For a detailed documentation on all the existing directives supported by the nagios-core please check Nagios Documentation

Contacts and Notifications

Contacts and notifications can be used to issue an alert to a site in case particular metric fails. Contacts need to be enabled in the main configuration file and can be define in cfg file as follows:

contacts = [
   [ "contact@domain.ext", "<metric_pattern>", "<host_pattern> or <host_group>", 
             { "option1" : "val1", .. } ],
]
# this will notify feed_test@cern for any issues with metrics containing the word "feed" on all host with "cern.ch" domain
# in addition test@cern will be notified of any issues for all hosts in the hostgroup T2_US_TEST
contacts = [
   [ "feed_test@cern", "feed", "cern.ch", ],
   [ "test@cern", "", "T2_US_TEST", ],
]

The following contact options are supported:

  • notification_options - this directive is used to determine when notifications for the service should be sent out. Valid options are a combination of one or more of the following: w = send notifications on a WARNING state, u = send notifications on an UNKNOWN state, c = send notifications on a CRITICAL state, r = send notifications on recoveries (OK state), f = send notifications when the service starts and stops flapping, and s = send notifications when scheduled downtime starts and ends. If you specify n (none) as an option, no service notifications will be sent out. If you do not specify any notification options, Nagios will assume that you want notifications to be sent out for all possible states. Example: If you specify w,r in this field, notifications will only be sent out when the service goes into a WARNING state and when it recovers from a WARNING state. Default is C (so critical states only).
  • notification_interval - This directive is used to define the number of “time units” to wait before re-notifying a contact that this service is still in a non-OK state. Unless you’ve changed the interval_length directive from the default value of 60, this number will mean minutes. If you set this value to 0, Nagios will not re-notify contacts about problems for this service - only one problem notification will be sent out. Default is 60 minutes.

Template Engine

ncgx has a simple template engine that used internally to generate the actual nagios-core configuration files. The template engine can be tweaked if needed. Templates are usually stored in /etc/ncgx/templates and engine supports functions and variables. Variables are automatically evaluated from inventory.
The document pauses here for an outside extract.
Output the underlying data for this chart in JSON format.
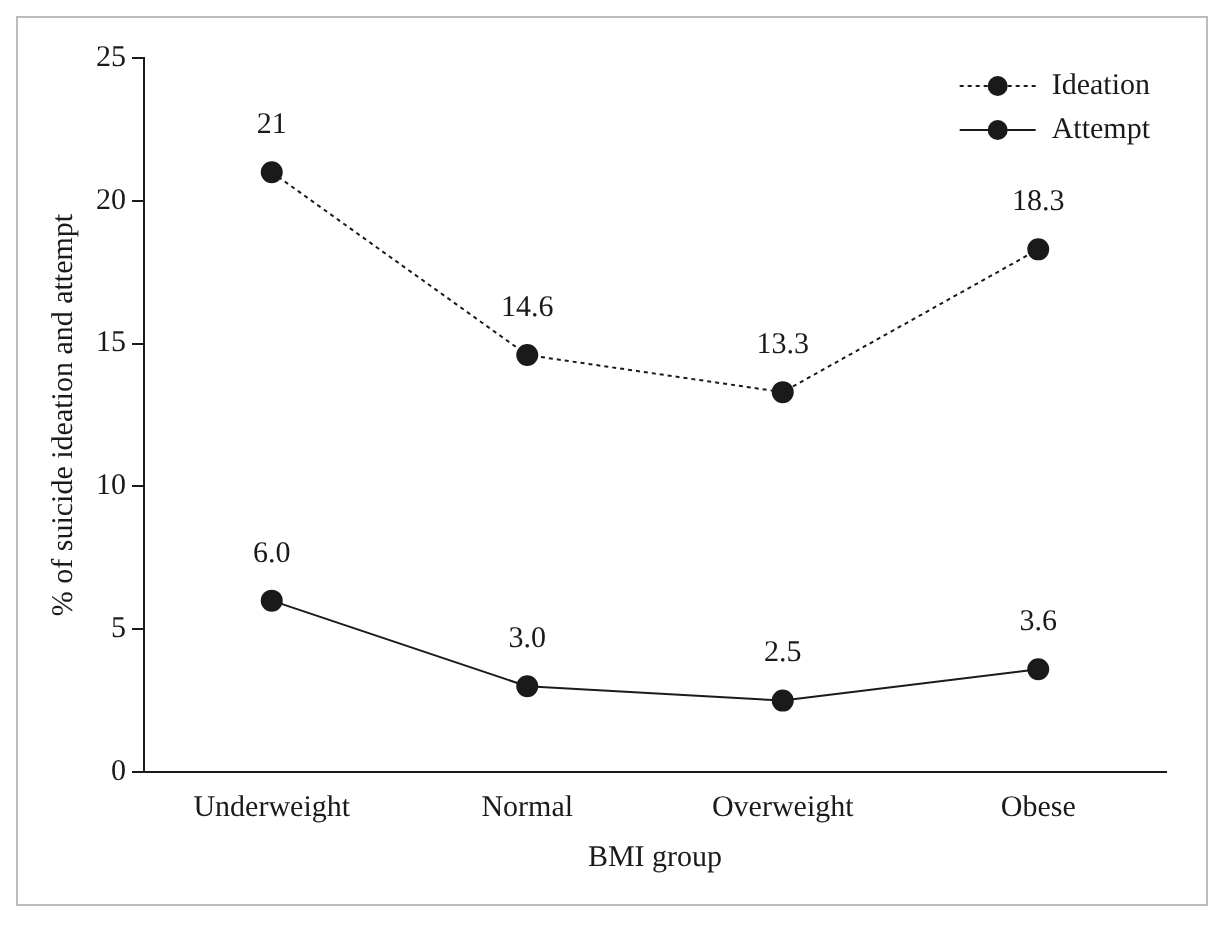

Functions are called from the template function directory (ncgx python directory templates/functions): A sample host object definition can be defined via template:

define host {
   use             ncgx-generic-host
   host_name       ::hostname  # maps to real hostname as defined in the inventory
   alias           ::hostname
   address         ::ip  # maps to real IP address as defined in the inventory
   check_command   ncgx_check_host_alive
   ::t_function(host_groups) # calls templates function host_groups to generate host_groups definition
}

Templates can be used to make global changes or tune behaviour for particular directives.

Any template function defined in the ncgx python directory can be called, providing it accepts the following arguments:

  • line - string that will contain the current line processed in the template
  • base_config - object that stores variables from the ncgx main configuration file
  • context - inventory object for the current host being
def template_function(line, base_config, context):
    if "host_groups" in context.keys() and context['host_groups']:
        return "hostgroups       "+",".join(context['host_groups'])
    else:
        return " "

Finally, any files stored under /etc/ncgx/templates/generic will be simply copied over to the target nagios-core directory.